On one wall of her living room, a large wipe-off calendar is filled from top to bottom with all the various therapy and doctors' appointments to which Smith ferries the children every week—without a car. Because the children are all hypersensitive to noise and food, Smith has to make three different meals three times a day. With so many mouths to feed, she runs up grocery bills of almost $900 a month.

The kids aren't allowed to operate anything because they tend to become a danger to themselves. Rudy once put cookies in the microwave and burned them because he didn't want any of the other kids to have any. When he took the package out of the oven, he burned

his fingers.

Cooped up in a two-bedroom apartment with so many behavioral problems, the kids also tend to beat on each other fairly regularly, as kids will do. Now that the boys have gotten so big, "I don't interfere when they start fighting, because I don't want them to hurt me," Smith says.

Caring for all these troubled kids is a Herculean job—and an expensive one. Five of the kids are in private special-education schools. Their combined tuition costs the District government $141,000 a year, plus nearly $30,000 in transportation to get all the kids to Springfield, Va., Rockville, Md., Northeast D.C., and elsewhere. That doesn't include the $441 in monthly disability payments Smith receives for five of the seven children. Or the Medicaid that covers the therapy sessions for all seven children and their extensive medical care. Or the benefits Smith receives for staying home to take care of all the kids.

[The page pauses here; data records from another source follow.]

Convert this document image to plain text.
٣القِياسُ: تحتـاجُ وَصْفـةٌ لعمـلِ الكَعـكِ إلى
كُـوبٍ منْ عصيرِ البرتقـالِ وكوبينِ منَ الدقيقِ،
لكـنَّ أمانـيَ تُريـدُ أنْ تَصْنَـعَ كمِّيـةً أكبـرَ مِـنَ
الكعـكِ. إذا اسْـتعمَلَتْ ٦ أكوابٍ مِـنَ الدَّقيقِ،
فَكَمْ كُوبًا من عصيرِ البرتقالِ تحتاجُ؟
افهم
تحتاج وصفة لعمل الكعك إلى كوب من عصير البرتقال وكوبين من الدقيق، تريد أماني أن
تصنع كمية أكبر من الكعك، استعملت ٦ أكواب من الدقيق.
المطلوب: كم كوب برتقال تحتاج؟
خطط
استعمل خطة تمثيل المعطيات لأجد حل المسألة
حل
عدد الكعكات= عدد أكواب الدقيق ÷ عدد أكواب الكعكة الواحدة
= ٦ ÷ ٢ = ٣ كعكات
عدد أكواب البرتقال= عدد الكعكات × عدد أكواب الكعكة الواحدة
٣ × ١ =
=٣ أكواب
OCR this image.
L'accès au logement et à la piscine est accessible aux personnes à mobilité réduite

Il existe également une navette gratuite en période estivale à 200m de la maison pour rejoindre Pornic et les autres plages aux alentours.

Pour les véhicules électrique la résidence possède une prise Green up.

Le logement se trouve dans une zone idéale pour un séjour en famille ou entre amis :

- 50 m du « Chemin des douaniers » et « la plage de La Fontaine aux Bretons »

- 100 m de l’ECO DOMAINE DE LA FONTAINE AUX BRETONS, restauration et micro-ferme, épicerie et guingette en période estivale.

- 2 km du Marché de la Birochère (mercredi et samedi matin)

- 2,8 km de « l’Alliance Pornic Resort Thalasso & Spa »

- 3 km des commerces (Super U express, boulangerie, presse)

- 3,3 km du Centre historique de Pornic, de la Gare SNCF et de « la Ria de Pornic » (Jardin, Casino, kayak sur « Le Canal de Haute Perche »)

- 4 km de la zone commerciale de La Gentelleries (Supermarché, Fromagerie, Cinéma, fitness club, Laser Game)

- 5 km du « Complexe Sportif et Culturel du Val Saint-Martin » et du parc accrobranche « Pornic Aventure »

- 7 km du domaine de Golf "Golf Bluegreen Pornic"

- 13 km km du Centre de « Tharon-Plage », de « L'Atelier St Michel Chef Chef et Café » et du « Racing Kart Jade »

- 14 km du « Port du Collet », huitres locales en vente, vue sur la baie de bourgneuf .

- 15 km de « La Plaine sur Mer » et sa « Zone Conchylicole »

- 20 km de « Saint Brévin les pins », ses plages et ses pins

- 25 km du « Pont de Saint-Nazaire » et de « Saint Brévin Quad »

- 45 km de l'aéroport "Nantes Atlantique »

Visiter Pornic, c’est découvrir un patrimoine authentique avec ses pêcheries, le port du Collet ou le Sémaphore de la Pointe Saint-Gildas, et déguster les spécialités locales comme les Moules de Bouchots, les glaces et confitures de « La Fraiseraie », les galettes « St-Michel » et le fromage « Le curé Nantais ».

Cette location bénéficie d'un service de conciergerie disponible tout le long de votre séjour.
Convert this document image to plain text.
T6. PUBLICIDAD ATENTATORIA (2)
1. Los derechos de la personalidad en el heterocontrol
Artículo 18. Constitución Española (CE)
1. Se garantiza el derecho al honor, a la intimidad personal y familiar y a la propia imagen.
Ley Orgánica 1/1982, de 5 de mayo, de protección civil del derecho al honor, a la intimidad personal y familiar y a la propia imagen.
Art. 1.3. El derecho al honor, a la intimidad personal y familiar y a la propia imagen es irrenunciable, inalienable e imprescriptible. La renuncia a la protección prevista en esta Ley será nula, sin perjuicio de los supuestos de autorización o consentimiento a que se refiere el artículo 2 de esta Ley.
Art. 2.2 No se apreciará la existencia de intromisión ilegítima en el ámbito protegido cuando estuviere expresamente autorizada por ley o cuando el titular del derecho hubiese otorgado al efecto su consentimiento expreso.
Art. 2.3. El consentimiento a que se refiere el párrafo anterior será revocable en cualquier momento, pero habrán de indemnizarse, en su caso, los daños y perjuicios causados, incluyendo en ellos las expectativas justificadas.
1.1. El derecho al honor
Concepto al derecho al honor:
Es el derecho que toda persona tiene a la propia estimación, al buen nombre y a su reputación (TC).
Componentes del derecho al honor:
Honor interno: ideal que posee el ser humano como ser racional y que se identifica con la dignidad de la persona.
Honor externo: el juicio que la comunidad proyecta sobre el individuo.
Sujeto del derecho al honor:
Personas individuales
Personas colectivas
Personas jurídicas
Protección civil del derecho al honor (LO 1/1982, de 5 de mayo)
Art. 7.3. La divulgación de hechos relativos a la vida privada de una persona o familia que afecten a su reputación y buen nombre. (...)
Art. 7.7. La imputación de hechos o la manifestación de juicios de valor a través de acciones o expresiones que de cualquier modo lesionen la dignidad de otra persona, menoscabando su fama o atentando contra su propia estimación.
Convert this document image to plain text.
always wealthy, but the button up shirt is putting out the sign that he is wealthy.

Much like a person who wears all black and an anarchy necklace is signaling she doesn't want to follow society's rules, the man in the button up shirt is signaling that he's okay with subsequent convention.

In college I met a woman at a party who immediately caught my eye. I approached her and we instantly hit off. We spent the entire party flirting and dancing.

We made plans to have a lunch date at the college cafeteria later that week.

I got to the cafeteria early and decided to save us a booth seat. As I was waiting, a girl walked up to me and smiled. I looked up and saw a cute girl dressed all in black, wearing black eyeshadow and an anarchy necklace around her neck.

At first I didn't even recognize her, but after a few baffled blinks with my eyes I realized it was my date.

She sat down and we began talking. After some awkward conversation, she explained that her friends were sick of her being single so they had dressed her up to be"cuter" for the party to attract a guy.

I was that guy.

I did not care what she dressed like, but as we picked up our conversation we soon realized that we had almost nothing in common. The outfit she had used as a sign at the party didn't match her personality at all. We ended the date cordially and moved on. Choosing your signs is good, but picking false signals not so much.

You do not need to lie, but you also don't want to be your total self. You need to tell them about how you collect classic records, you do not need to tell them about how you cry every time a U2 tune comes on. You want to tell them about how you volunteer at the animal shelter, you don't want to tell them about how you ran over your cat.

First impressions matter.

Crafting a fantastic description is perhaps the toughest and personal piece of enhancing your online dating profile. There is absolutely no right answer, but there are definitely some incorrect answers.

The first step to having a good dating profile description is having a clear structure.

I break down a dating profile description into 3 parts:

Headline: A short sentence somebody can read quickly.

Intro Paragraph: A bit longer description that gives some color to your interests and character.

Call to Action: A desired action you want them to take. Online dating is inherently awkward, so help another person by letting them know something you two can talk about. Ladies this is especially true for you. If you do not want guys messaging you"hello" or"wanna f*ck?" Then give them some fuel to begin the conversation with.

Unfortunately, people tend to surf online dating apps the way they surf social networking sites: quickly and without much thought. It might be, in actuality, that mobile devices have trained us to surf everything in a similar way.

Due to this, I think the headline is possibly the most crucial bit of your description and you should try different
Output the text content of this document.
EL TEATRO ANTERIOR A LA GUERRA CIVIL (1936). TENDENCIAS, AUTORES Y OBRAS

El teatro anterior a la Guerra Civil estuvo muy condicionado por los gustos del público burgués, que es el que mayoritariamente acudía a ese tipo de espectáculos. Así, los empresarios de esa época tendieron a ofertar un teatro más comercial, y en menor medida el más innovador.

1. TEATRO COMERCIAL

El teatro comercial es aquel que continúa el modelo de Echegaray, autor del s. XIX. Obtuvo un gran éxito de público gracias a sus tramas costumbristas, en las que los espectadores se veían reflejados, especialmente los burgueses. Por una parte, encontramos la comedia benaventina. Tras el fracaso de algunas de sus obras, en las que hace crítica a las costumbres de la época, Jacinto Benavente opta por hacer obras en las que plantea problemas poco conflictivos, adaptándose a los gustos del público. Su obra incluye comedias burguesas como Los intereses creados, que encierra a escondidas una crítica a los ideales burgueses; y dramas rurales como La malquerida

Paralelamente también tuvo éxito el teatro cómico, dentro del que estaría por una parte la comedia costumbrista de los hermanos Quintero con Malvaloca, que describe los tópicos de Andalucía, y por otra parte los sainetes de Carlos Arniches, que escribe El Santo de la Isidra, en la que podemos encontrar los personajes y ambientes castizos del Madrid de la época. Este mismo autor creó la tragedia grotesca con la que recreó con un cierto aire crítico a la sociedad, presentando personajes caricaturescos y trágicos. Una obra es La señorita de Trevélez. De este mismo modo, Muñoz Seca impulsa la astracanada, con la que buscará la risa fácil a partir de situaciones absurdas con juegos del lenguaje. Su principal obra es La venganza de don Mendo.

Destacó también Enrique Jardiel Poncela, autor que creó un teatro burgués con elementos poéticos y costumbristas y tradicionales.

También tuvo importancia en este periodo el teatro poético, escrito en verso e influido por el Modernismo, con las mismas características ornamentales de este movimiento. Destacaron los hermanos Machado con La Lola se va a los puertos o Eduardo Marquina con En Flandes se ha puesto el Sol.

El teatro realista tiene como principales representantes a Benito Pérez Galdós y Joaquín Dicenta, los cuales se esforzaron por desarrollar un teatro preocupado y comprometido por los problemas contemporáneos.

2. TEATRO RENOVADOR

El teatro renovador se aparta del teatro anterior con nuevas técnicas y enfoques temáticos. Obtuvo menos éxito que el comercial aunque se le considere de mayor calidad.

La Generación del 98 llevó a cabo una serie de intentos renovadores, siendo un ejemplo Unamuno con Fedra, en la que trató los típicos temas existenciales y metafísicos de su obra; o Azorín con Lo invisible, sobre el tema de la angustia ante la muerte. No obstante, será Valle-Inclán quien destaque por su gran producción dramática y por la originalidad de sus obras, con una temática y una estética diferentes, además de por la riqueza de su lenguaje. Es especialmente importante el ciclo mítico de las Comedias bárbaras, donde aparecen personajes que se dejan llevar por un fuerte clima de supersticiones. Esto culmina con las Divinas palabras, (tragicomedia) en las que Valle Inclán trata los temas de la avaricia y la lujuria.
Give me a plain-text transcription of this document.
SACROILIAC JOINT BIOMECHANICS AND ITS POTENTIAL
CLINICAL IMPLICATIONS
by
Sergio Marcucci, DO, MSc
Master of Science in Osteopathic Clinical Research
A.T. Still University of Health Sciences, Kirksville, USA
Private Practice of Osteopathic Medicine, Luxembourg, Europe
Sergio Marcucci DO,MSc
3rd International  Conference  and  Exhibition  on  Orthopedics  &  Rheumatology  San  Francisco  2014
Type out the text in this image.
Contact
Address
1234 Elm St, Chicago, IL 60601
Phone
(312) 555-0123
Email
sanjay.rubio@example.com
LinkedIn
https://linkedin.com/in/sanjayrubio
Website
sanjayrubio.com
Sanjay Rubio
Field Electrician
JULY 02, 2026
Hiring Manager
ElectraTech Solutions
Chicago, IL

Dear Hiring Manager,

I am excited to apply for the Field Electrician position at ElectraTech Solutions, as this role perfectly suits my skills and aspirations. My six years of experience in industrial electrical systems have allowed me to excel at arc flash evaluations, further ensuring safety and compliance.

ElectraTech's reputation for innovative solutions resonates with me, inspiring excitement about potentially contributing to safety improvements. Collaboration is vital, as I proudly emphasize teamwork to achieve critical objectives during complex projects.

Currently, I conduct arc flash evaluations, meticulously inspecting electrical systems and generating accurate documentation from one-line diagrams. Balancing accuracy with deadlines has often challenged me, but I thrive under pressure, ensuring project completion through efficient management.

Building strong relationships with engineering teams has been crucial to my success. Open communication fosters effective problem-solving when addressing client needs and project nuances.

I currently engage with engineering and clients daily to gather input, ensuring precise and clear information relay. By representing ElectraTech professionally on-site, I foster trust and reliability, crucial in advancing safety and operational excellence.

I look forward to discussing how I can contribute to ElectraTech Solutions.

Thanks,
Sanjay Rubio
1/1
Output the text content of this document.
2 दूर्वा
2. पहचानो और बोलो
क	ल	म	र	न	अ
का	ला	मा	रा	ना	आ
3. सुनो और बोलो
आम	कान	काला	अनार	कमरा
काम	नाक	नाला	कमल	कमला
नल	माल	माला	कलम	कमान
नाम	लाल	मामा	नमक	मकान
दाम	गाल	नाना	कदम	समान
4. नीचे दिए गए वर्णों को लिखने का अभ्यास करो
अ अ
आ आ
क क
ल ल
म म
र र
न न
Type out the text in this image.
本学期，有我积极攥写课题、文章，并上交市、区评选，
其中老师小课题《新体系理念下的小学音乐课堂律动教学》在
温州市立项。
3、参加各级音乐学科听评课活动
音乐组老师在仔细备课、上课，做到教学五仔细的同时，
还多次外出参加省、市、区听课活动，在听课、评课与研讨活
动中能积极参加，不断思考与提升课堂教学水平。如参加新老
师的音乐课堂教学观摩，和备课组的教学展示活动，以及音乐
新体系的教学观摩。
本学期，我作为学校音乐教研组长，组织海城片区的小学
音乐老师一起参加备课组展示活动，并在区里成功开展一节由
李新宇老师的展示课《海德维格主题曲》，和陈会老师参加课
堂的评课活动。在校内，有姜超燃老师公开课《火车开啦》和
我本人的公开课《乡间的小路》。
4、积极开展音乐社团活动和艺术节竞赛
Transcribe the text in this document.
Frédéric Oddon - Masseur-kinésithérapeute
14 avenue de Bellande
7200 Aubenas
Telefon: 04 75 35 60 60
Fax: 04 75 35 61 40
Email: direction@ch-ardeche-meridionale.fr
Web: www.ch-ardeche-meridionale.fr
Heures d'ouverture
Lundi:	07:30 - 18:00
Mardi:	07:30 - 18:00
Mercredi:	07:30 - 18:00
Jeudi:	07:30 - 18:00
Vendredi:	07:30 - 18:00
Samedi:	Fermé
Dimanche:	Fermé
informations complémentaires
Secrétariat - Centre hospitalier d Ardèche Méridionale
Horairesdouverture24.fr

Thus, one woman's drug habit now easily costs the government more than $200,000 a year. By the time Minnie graduates from high school—if she makes it—this single family will have cost the city close to $2 million. And that's if Smith can hold them all together and keep them out of institutions or foster care—a daunting task for one 54-year-old woman.

Even with all the additional services the kids are getting, Smith doesn't see a very bright future for any of them. "They're going to always be behind in school," she says. "I see Rudy in jail or a psych jail like St. E's. David will be dealing drugs. I'm hoping Minnie will survive, but she will probably follow in her mom's footsteps. Sammy might make it."

Smith says that in her weakest moments, she gets angry at her late daughter. "Sometime I look at her picture and I get mad and wonder what she's done to me," she says. "I used to be against abortion. Now I'm not so sure."

But Smith also says her situation isn't really that unusual: "I got a girlfriend, she's raising her daughter's babies. Four children are all drug babies. She just had to pick up one from the hospital last week."

Not all the children of crack are doomed to a future of prison and mental institutions, of course. The luckiest ones were those babies adopted right out of the hospital and spared the trauma of their mothers' lifestyles. Geraldine White (not her real name) adopted a little girl she brought home at three weeks from D.C. General Hospital.

Keisha was born exposed to cocaine and also HIV-positive. Her birth father died of AIDS, and her mother is homeless and still using drugs. Keisha has four siblings, two living with an aunt and two with a grandmother. When Keisha was born HIV-infected, family members decided they just couldn't take on the additional emotional burden of a child who might not live to be a teenager.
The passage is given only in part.